In the late 1930s. All-Union Association "Steel" ordered 
			"Gipromez" to start designing the "Novo-Tagil Metallurgical Plant". 
			On September 1, 1930, a resolution of the Council of People's 
			Commissars of the USSR was issued, obliging the Supreme Agricultural 
			Academy and the State Planning Committee of the USSR to begin the 
			construction of the NTMZ. On March 17, 1931, on the Fedorina Gora, 
			near the Vyazovka River, the first barrack appeared on the 
			construction site, where the construction headquarters was located. 
			In 1932, the construction management of the plant was already 
			located in three barracks. By 1935, a water supply workshop was 
			built at the NTMZ plant, the construction of a thermal power plant 
			and open-hearth and bandage workshops began. In 1936, the laying of 
			the first open-hearth furnace took place. In January 1938, a motor 
			transport workshop began to work, and in April of the same year a 
			workshop for networks and substations was opened, in May - a 
			mechanical workshop and a molding workshop. On April 25, 1940, the 
			plant's CHPP gave the first current, and on June 17, a by-product 
			coke plant was launched; On June 25 of the same year, the first 
			blast furnace produced the first pig iron, and on September 23 the 
			second open-hearth shop was opened; On December 11, the second blast 
			furnace was launched.

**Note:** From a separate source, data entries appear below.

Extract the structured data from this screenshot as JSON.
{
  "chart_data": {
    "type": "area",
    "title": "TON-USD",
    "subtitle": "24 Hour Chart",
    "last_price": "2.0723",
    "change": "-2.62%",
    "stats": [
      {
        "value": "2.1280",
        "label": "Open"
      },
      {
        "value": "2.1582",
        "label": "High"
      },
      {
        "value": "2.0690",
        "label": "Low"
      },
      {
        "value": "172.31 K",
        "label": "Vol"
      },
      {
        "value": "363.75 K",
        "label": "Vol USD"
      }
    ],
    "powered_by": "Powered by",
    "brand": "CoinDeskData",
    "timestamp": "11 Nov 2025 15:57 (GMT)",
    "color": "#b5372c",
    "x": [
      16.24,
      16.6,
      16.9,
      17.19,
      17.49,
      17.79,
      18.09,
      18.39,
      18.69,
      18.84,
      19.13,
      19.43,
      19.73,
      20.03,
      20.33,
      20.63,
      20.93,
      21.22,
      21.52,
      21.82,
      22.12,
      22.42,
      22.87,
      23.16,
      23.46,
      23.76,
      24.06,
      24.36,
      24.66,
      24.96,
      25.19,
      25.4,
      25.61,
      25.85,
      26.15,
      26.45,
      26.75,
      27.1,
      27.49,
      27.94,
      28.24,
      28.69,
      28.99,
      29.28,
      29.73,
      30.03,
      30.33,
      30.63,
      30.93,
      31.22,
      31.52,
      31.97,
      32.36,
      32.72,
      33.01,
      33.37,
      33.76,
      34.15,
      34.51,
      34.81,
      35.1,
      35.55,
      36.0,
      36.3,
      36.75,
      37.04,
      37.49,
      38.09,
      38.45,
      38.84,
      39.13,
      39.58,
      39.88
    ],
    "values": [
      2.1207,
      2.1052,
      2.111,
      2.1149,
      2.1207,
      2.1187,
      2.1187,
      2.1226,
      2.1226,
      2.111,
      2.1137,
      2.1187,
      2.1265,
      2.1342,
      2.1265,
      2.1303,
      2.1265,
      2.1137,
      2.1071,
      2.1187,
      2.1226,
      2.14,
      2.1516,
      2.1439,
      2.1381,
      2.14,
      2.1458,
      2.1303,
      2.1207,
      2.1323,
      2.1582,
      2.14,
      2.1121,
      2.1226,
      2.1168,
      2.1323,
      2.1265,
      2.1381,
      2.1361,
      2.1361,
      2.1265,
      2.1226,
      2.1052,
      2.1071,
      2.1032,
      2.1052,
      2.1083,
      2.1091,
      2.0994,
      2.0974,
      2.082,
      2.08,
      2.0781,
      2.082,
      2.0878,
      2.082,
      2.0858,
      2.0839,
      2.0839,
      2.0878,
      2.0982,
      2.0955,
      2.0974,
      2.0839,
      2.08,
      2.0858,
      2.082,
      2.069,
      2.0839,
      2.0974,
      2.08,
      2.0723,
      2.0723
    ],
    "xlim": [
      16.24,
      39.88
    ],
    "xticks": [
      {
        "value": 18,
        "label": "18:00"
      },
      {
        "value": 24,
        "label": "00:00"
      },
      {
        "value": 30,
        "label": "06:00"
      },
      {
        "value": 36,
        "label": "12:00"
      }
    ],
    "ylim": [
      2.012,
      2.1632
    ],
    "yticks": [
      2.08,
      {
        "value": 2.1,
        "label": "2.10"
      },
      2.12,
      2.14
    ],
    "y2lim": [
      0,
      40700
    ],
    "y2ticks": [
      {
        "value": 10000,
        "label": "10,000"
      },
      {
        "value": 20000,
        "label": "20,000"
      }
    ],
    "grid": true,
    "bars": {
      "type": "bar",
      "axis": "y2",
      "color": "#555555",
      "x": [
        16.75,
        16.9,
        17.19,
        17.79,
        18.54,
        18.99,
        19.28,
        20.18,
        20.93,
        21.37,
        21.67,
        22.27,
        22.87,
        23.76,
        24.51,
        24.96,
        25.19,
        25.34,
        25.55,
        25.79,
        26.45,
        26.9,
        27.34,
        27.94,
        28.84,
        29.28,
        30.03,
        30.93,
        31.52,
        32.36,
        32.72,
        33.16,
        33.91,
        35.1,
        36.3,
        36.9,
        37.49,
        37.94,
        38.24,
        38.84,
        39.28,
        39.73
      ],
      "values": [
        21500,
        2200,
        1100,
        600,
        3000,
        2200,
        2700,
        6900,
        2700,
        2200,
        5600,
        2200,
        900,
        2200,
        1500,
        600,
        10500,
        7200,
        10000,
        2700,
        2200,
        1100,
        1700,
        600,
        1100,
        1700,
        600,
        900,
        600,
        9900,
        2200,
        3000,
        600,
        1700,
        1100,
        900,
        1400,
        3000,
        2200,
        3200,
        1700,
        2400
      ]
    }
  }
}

In the same year, the VZhR enrichment plant 
			was built at the Vysokogorsky mine, iron ore production in 1940 was 
			744,000 tons. In 1941, the third blast furnace was launched at NTMZ, 
			and the refractory plant for the first time in the Urals mastered 
			the technology of steel-pouring supplies. During the Great Patriotic 
			War, the production of ferrochrome was mastered at the old Demidov 
			Metallurgical Plant (named after Kuibyshev). In the rolling shop 
			"NTMZ" began the production of armor plates for the needs of the 
			front, and ferrosilicon was launched in the blast furnace shop. In 
			February 1942, the production of shells for the front-line 
			"Katyusha" was mastered. On April 25 of the same year, the fourth 
			blast furnace was put into operation at NTMZ. In 1943, the 
			boiler-assembly shop began work, the fifth and sixth blast furnaces 
			were launched; the third coke oven battery and the tar distillation 
			shop began to operate at the coke-chemical production, and the 
			magnetic enrichment plant and the Hoffman furnace (at the OGZ) began 
			operating at the VZhR. In 1944, an iron foundry, a blacksmith shop 
			and an instrumentation workshop were built at NTMZ, and new 
			batteries were launched at Koksokhim. In 1945, pre-repair and steam 
			power shops were launched.
During the years of the Great 
			Patriotic War, 4,278,000 tons of steel were smelted at the Novy and 
			Stary metallurgical plants of Nizhny Tagil, and 532,000 tons of 
			rolled metal were produced. During the war years, "NTMZ" produced 
			about 30% of all armored steel in the USSR. More than 13 million 
			tons of crude ore were mined at VZhR; about 8 million tons of 
			commercial ore were produced.
The importance of Nizhny Tagil 
			is also evidenced by the fact that it was included in the list of 20 
			cities of the USSR subject to atomic bombing, according to the first 
			post-war plan of war against the USSR (Plan "Totality"), developed 
			in the United States already in 1945, and was also included in 
			subsequent similar plans.
On February 1, 1963, the Council of 
			Working People's Deputies of the city of Nizhny Tagil was 
			transferred to the subordination of the Sverdlovsk Regional Council 
			of Working People's Deputies.
On February 1, 1971, Nizhny 
			Tagil was awarded the Order of the Red Banner of Labor "for the 
			successes achieved by the workers in fulfilling the tasks of the 
			five-year plan for the development of industrial production, 
			especially the branches of ferrous metallurgy and mechanical 
			engineering."
Since the early 1990s. the city produces the 
			T-90 main battle tank (manufactured by Uralvagonzavod).